Water Witch

Filed Under April 2007, columns 

Drip drip drip.

Dear Word Detective: Over the years, as I drive through different towns, and in my own town, I have noticed different fire houses called “Water Witch” instead of “fire house.” I am very curious about the origin of this name for a fire house. I assume the word “water” refers to the pumpers that may be housed there and then used for a fire call, but how does the word “witch” work its way into it? I have inquired with many different volunteer fire fighters and not one of them seem to know the answer to this question. — Anne C.

The mind is a remarkable thing, especially what’s left of mine. Although I can’t seem to remember my own phone number half the time I need it, I was only part way through reading your question when what should pop into my so-called brain but a ghost story I must have read when I was no more than twelve years old. It’s called “The Water Ghost of Harrowby Hall,” by John Kendrick Bangs, and I actually found it online. Re-reading it made me feel sorry for the ghost all over again.

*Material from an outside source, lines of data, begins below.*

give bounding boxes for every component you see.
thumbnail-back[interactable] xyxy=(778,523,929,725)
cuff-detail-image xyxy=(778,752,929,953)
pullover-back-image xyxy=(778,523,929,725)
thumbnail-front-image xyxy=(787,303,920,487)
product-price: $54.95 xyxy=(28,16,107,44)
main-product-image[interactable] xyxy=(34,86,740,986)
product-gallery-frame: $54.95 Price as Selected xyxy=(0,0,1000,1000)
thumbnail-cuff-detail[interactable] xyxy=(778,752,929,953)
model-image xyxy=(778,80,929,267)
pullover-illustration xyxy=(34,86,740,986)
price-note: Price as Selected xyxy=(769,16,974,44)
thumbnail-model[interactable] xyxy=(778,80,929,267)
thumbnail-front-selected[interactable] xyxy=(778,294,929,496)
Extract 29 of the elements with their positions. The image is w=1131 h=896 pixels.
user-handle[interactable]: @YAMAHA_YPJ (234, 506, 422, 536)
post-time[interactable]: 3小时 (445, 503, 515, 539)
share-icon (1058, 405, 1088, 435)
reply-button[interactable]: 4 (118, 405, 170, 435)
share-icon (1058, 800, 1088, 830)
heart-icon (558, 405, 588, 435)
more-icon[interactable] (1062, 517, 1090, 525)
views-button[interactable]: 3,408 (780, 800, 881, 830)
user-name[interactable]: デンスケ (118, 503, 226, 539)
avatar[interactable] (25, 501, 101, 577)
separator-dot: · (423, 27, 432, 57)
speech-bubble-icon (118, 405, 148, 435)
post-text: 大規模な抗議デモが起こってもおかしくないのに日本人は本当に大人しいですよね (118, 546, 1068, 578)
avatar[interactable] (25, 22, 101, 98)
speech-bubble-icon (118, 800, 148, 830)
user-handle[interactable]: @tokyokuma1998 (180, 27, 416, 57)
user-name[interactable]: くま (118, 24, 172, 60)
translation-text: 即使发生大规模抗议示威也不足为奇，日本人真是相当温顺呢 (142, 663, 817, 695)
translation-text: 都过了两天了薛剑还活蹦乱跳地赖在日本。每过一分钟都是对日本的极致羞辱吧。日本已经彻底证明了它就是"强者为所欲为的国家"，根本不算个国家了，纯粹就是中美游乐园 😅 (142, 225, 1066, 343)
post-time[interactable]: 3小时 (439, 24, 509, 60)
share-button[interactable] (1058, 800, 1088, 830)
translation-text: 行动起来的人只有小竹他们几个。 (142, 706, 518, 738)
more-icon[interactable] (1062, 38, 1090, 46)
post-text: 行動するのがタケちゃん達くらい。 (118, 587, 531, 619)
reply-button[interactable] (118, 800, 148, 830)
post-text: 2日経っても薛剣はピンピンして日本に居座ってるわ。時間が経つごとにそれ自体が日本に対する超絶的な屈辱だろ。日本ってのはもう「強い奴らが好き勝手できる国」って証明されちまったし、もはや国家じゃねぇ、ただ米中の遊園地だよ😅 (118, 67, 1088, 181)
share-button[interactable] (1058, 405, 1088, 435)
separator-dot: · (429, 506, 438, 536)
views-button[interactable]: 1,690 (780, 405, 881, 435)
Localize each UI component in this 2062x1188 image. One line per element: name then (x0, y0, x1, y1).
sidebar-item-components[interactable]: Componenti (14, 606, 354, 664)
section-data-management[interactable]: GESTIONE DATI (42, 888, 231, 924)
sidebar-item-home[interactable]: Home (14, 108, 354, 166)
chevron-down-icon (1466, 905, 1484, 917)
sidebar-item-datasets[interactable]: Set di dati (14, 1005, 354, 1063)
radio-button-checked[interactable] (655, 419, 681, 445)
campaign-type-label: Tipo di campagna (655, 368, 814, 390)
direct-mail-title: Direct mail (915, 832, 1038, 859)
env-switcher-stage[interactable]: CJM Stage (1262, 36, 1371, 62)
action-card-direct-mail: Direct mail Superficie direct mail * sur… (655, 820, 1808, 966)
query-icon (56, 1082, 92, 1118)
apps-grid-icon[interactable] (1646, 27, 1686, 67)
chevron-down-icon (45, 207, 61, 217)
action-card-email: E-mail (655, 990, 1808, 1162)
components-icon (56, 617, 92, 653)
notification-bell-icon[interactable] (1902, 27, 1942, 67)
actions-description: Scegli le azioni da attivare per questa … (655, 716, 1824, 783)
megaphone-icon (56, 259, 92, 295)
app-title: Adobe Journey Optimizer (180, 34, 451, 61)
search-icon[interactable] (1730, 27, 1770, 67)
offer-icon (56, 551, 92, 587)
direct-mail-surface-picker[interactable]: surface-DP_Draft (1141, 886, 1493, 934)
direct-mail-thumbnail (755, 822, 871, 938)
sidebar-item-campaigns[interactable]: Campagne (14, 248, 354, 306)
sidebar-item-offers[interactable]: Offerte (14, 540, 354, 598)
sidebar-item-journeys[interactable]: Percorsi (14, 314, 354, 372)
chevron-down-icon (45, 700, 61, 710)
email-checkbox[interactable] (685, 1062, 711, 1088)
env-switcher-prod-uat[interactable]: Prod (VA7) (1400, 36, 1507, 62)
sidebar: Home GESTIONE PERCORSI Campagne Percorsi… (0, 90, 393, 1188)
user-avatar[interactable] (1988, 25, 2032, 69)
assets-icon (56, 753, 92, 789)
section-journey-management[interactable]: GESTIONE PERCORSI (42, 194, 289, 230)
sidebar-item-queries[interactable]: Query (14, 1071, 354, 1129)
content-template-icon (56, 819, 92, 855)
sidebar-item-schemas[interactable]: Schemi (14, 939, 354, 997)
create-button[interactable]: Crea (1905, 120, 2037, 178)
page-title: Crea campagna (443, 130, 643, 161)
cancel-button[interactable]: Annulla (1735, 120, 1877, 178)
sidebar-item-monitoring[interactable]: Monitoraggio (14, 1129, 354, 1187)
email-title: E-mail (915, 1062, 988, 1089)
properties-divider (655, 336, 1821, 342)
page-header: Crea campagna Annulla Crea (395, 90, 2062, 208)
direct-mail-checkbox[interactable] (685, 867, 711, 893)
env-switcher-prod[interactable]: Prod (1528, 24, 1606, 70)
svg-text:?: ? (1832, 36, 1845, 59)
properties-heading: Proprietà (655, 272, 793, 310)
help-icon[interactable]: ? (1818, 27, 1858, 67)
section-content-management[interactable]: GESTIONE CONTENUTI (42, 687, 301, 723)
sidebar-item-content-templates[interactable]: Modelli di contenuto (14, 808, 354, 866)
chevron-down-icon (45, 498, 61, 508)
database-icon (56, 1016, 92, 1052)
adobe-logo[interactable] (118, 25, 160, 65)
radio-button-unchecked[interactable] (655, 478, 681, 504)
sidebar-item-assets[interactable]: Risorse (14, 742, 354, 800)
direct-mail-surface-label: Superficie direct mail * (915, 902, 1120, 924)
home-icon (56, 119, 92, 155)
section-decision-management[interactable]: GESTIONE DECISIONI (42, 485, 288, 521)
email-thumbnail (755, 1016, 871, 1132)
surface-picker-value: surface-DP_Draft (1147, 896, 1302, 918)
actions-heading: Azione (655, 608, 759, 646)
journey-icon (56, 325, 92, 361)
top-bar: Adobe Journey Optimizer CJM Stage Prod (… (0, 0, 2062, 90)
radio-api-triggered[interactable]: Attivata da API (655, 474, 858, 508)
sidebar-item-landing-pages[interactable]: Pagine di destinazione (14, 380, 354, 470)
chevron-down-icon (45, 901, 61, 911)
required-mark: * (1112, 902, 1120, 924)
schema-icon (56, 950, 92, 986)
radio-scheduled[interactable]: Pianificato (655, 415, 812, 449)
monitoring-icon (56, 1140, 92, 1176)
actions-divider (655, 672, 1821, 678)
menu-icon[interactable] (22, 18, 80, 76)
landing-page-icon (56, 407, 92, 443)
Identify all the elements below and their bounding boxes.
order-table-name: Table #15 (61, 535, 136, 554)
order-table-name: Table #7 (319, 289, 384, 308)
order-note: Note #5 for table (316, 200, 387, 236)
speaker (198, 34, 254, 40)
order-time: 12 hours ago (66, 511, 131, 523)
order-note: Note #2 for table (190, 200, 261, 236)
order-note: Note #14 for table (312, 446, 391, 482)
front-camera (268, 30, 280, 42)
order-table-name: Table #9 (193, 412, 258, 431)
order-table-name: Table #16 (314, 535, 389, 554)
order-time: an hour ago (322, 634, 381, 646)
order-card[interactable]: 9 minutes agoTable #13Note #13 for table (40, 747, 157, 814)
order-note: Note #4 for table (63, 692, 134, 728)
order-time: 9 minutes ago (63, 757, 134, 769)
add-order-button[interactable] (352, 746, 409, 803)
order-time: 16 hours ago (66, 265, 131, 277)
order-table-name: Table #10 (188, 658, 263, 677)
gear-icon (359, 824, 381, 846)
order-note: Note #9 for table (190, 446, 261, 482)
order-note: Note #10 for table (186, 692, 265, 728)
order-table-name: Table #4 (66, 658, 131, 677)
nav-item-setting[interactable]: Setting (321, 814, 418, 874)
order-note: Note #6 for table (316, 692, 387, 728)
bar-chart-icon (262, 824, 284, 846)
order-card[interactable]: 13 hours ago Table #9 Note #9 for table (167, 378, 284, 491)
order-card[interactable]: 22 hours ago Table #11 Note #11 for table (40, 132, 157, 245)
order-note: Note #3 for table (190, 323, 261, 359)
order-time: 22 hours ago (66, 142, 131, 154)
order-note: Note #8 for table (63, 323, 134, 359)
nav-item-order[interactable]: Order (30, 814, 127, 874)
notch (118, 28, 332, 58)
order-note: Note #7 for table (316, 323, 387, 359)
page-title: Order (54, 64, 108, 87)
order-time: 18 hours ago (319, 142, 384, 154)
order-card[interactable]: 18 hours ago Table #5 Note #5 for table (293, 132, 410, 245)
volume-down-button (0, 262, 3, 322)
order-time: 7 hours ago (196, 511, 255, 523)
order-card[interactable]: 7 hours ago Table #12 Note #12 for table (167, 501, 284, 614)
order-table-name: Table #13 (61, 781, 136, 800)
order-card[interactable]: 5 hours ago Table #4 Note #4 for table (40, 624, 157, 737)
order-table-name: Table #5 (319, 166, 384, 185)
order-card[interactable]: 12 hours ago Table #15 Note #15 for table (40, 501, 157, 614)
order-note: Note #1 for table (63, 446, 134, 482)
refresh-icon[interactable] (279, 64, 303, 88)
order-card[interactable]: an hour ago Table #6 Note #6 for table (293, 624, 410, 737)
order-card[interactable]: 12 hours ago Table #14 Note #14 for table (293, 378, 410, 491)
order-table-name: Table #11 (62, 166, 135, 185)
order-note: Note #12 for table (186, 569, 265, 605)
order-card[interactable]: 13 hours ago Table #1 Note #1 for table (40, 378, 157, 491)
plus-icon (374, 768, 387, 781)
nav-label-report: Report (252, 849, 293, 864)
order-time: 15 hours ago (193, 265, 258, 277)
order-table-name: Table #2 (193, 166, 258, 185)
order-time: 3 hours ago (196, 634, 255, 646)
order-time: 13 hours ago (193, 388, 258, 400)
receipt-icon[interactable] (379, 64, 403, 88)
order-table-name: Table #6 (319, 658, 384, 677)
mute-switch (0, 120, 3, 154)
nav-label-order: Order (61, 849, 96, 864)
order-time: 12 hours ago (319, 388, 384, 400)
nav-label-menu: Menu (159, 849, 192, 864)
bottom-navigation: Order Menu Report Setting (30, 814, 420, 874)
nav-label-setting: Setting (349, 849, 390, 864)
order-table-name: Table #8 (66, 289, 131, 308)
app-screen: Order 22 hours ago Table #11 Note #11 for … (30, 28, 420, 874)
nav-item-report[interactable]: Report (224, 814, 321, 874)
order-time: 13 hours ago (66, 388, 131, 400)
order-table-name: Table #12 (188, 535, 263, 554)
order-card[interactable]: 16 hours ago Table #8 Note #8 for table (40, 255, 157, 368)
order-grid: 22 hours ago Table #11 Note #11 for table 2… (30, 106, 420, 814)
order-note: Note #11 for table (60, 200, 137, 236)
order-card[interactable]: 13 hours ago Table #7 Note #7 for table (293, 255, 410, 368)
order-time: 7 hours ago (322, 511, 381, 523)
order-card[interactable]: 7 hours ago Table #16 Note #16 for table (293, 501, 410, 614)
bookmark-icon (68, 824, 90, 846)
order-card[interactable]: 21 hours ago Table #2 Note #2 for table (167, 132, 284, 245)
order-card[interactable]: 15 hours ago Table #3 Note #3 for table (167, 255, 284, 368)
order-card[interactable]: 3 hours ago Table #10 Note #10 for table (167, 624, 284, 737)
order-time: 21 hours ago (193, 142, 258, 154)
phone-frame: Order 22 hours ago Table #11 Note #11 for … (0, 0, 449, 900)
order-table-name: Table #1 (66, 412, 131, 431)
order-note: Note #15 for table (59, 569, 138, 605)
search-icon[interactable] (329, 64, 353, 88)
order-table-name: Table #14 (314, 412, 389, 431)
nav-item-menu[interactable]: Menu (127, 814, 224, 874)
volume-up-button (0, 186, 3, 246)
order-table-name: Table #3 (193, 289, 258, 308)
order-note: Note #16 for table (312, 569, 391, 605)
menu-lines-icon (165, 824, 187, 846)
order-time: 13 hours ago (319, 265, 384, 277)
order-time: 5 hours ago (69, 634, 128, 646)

“Water witch” as a term for a fire house is a new one on me, but evidently far from new to a lot of other people. It seems most widespread in New England and elsewhere on the east coast of the US, and must have been a fairly common term in the 17th and 18th centuries. At least three engine companies in the Fire Department of New York City had “water witch” in their names in the mid-1800s, for instance.

The oldest sense of “water witch” is, not surprisingly, the literal, i.e., “a witch inhabiting a body of water,” a use dating back to at least 1680. The word “witch” itself is derived from the Old English word “wicca,” which back then meant “wizard” but today is better known as the name of a neo-pagan religion.

But the most common use of the term “water witch” today (and since at least the mid-18th century) is for, as John Bartlett put it in his 1859 Dictionary of Americanisms, “A person who pretends to have the power of discovering subterranean springs by means of the divining rod” (a process also known among believers as “dowsing”). The use of “water witch” as a name for a fire company thus refers to its ability to furnish water with which to fight fires. “Water Witch” is also fairly popular as a name for both pubs in Great Britain and the US and various kinds of pumping and drilling machinery. It was also the name of three 19th century US Navy ships.